My assessment before actually having run the experiment: The ridge seems fairly easy to construct and the experiment easy enough to run. However what I am worried about is the change in rotation rate and the turbulence and Ekman layers that it will introduce. After all, slowing down the tank is what we do create both turbulence and Ekman layers in demonstrations, and then we don’t even have an obstacle stuck in the tank. The instructions suggest a very slight reduction in rotation, so we’ll see how that goes…
Planetary Rossby waves on beta-plane
If we want to have more dramatic changes in water depth H than relying on the parabolic shape of the surface, another option is to use a rectangular tank and insert a sloping bottom as suggested by the Weather in a Tank group here. We are now operating on a Beta plane with the Coriolis parameter f being the sum of the tank’s rotation and the slope of the bottom.
Following the Weather in a Tank instructions, we plan to
- fill a tank with a sloping bottom (slope approximately 0.5)
- spin it at approximately 15 rpm until it reaches solid body rotation (15-20 minutes later)

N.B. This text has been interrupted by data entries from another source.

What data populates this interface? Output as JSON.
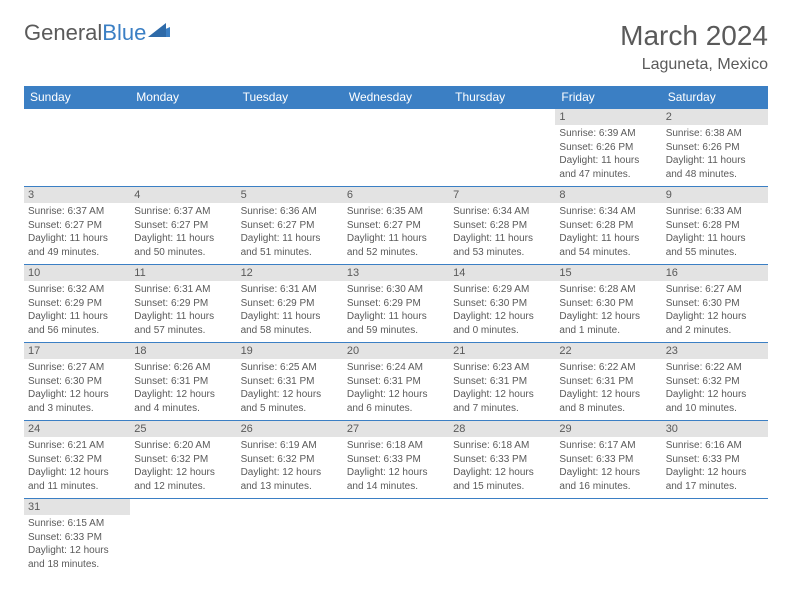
{
  "logo": {
    "text1": "General",
    "text2": "Blue"
  },
  "title": "March 2024",
  "location": "Laguneta, Mexico",
  "colors": {
    "header_bg": "#3b7fc4",
    "header_fg": "#ffffff",
    "daynum_bg": "#e3e3e3",
    "text": "#5a5a5a",
    "row_border": "#3b7fc4"
  },
  "weekdays": [
    "Sunday",
    "Monday",
    "Tuesday",
    "Wednesday",
    "Thursday",
    "Friday",
    "Saturday"
  ],
  "weeks": [
    [
      null,
      null,
      null,
      null,
      null,
      {
        "n": "1",
        "sunrise": "Sunrise: 6:39 AM",
        "sunset": "Sunset: 6:26 PM",
        "daylight": "Daylight: 11 hours and 47 minutes."
      },
      {
        "n": "2",
        "sunrise": "Sunrise: 6:38 AM",
        "sunset": "Sunset: 6:26 PM",
        "daylight": "Daylight: 11 hours and 48 minutes."
      }
    ],
    [
      {
        "n": "3",
        "sunrise": "Sunrise: 6:37 AM",
        "sunset": "Sunset: 6:27 PM",
        "daylight": "Daylight: 11 hours and 49 minutes."
      },
      {
        "n": "4",
        "sunrise": "Sunrise: 6:37 AM",
        "sunset": "Sunset: 6:27 PM",
        "daylight": "Daylight: 11 hours and 50 minutes."
      },
      {
        "n": "5",
        "sunrise": "Sunrise: 6:36 AM",
        "sunset": "Sunset: 6:27 PM",
        "daylight": "Daylight: 11 hours and 51 minutes."
      },
      {
        "n": "6",
        "sunrise": "Sunrise: 6:35 AM",
        "sunset": "Sunset: 6:27 PM",
        "daylight": "Daylight: 11 hours and 52 minutes."
      },
      {
        "n": "7",
        "sunrise": "Sunrise: 6:34 AM",
        "sunset": "Sunset: 6:28 PM",
        "daylight": "Daylight: 11 hours and 53 minutes."
      },
      {
        "n": "8",
        "sunrise": "Sunrise: 6:34 AM",
        "sunset": "Sunset: 6:28 PM",
        "daylight": "Daylight: 11 hours and 54 minutes."
      },
      {
        "n": "9",
        "sunrise": "Sunrise: 6:33 AM",
        "sunset": "Sunset: 6:28 PM",
        "daylight": "Daylight: 11 hours and 55 minutes."
      }
    ],
    [
      {
        "n": "10",
        "sunrise": "Sunrise: 6:32 AM",
        "sunset": "Sunset: 6:29 PM",
        "daylight": "Daylight: 11 hours and 56 minutes."
      },
      {
        "n": "11",
        "sunrise": "Sunrise: 6:31 AM",
        "sunset": "Sunset: 6:29 PM",
        "daylight": "Daylight: 11 hours and 57 minutes."
      },
      {
        "n": "12",
        "sunrise": "Sunrise: 6:31 AM",
        "sunset": "Sunset: 6:29 PM",
        "daylight": "Daylight: 11 hours and 58 minutes."
      },
      {
        "n": "13",
        "sunrise": "Sunrise: 6:30 AM",
        "sunset": "Sunset: 6:29 PM",
        "daylight": "Daylight: 11 hours and 59 minutes."
      },
      {
        "n": "14",
        "sunrise": "Sunrise: 6:29 AM",
        "sunset": "Sunset: 6:30 PM",
        "daylight": "Daylight: 12 hours and 0 minutes."
      },
      {
        "n": "15",
        "sunrise": "Sunrise: 6:28 AM",
        "sunset": "Sunset: 6:30 PM",
        "daylight": "Daylight: 12 hours and 1 minute."
      },
      {
        "n": "16",
        "sunrise": "Sunrise: 6:27 AM",
        "sunset": "Sunset: 6:30 PM",
        "daylight": "Daylight: 12 hours and 2 minutes."
      }
    ],
    [
      {
        "n": "17",
        "sunrise": "Sunrise: 6:27 AM",
        "sunset": "Sunset: 6:30 PM",
        "daylight": "Daylight: 12 hours and 3 minutes."
      },
      {
        "n": "18",
        "sunrise": "Sunrise: 6:26 AM",
        "sunset": "Sunset: 6:31 PM",
        "daylight": "Daylight: 12 hours and 4 minutes."
      },
      {
        "n": "19",
        "sunrise": "Sunrise: 6:25 AM",
        "sunset": "Sunset: 6:31 PM",
        "daylight": "Daylight: 12 hours and 5 minutes."
      },
      {
        "n": "20",
        "sunrise": "Sunrise: 6:24 AM",
        "sunset": "Sunset: 6:31 PM",
        "daylight": "Daylight: 12 hours and 6 minutes."
      },
      {
        "n": "21",
        "sunrise": "Sunrise: 6:23 AM",
        "sunset": "Sunset: 6:31 PM",
        "daylight": "Daylight: 12 hours and 7 minutes."
      },
      {
        "n": "22",
        "sunrise": "Sunrise: 6:22 AM",
        "sunset": "Sunset: 6:31 PM",
        "daylight": "Daylight: 12 hours and 8 minutes."
      },
      {
        "n": "23",
        "sunrise": "Sunrise: 6:22 AM",
        "sunset": "Sunset: 6:32 PM",
        "daylight": "Daylight: 12 hours and 10 minutes."
      }
    ],
    [
      {
        "n": "24",
        "sunrise": "Sunrise: 6:21 AM",
        "sunset": "Sunset: 6:32 PM",
        "daylight": "Daylight: 12 hours and 11 minutes."
      },
      {
        "n": "25",
        "sunrise": "Sunrise: 6:20 AM",
        "sunset": "Sunset: 6:32 PM",
        "daylight": "Daylight: 12 hours and 12 minutes."
      },
      {
        "n": "26",
        "sunrise": "Sunrise: 6:19 AM",
        "sunset": "Sunset: 6:32 PM",
        "daylight": "Daylight: 12 hours and 13 minutes."
      },
      {
        "n": "27",
        "sunrise": "Sunrise: 6:18 AM",
        "sunset": "Sunset: 6:33 PM",
        "daylight": "Daylight: 12 hours and 14 minutes."
      },
      {
        "n": "28",
        "sunrise": "Sunrise: 6:18 AM",
        "sunset": "Sunset: 6:33 PM",
        "daylight": "Daylight: 12 hours and 15 minutes."
      },
      {
        "n": "29",
        "sunrise": "Sunrise: 6:17 AM",
        "sunset": "Sunset: 6:33 PM",
        "daylight": "Daylight: 12 hours and 16 minutes."
      },
      {
        "n": "30",
        "sunrise": "Sunrise: 6:16 AM",
        "sunset": "Sunset: 6:33 PM",
        "daylight": "Daylight: 12 hours and 17 minutes."
      }
    ],
    [
      {
        "n": "31",
        "sunrise": "Sunrise: 6:15 AM",
        "sunset": "Sunset: 6:33 PM",
        "daylight": "Daylight: 12 hours and 18 minutes."
      },
      null,
      null,
      null,
      null,
      null,
      null
    ]
  ]
}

- place a dyed ice cube (diameter approximately 5 cm) in the north-eastern corner of the tank
What do we expect to see?
Ice cube and its trajectory (in red) on a sloping bottom in a rotating tank. Note: This sketch does not include the melt water water column!
Above is a simplified sketch of what will (hopefully!) happen. As the ice cube starts melting, melt water is going to sink down towards the sloping bottom, stretching the water column. This induces positive relative vorticity, making the water column spin cyclonically. As the meltwater reaches the sloping bottom, it will flow downhill, further stretching the water column. This induces more positive relative vorticity still, so the water column, and with it the ice cube, will start moving back up the slope until they reach the “latitude” at which the ice cube initially started. Having moved up the slope into shallower water, the additional positive vorticity induced by the stretching as the water was flowing down the slope has now been lost again, so rather than spinning cyclonically in one spot, the trajectory is an extended cycloid.

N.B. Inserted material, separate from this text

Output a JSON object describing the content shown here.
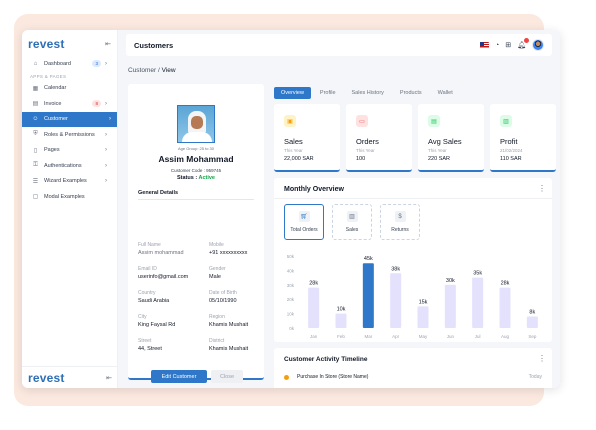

My assessment here (before having run it): I find this experiment a little more unintuitive because there are the different components of stretching contributing to the changes in relative vorticity. And from the videos I’ve seen, we don’t really get a clear column moving, but there are cyclonic eddies in the boundary layer that are shed. So I think this might be more difficult to observe and interpret. But I am excited to try!
Planetary Rossby wave on a cone (cyclical beta-plane?)
Following the Weather in a Tank instructions, we plan to also do the experiment as above but with cyclical boundary conditions, by using a cone in a cylindrical tank instead of a sloping bottom in a rectangular one.
The experiment is run in the same way as the one above (except they suggest a slightly slower rotation of 10 rpm). Physics are the same as before, except that now the transfer to reality should be a little easier, since we now have Rossby waves that can really run all the way around the pole. Also the experiment can be run for a longer time, since we don’t run into a boundary in the west if we are moving around and around the pole.
Ice cube and its trajectory (in red) on a cone in a rotating tank. Note: This sketch does not include the melt water column!
My assessment before actually having run the experiment: This shouldn’t be any more difficult to run, observe or interpret than the one above (at least once we’ve gotten our hands on a cone). Definitely want to try this!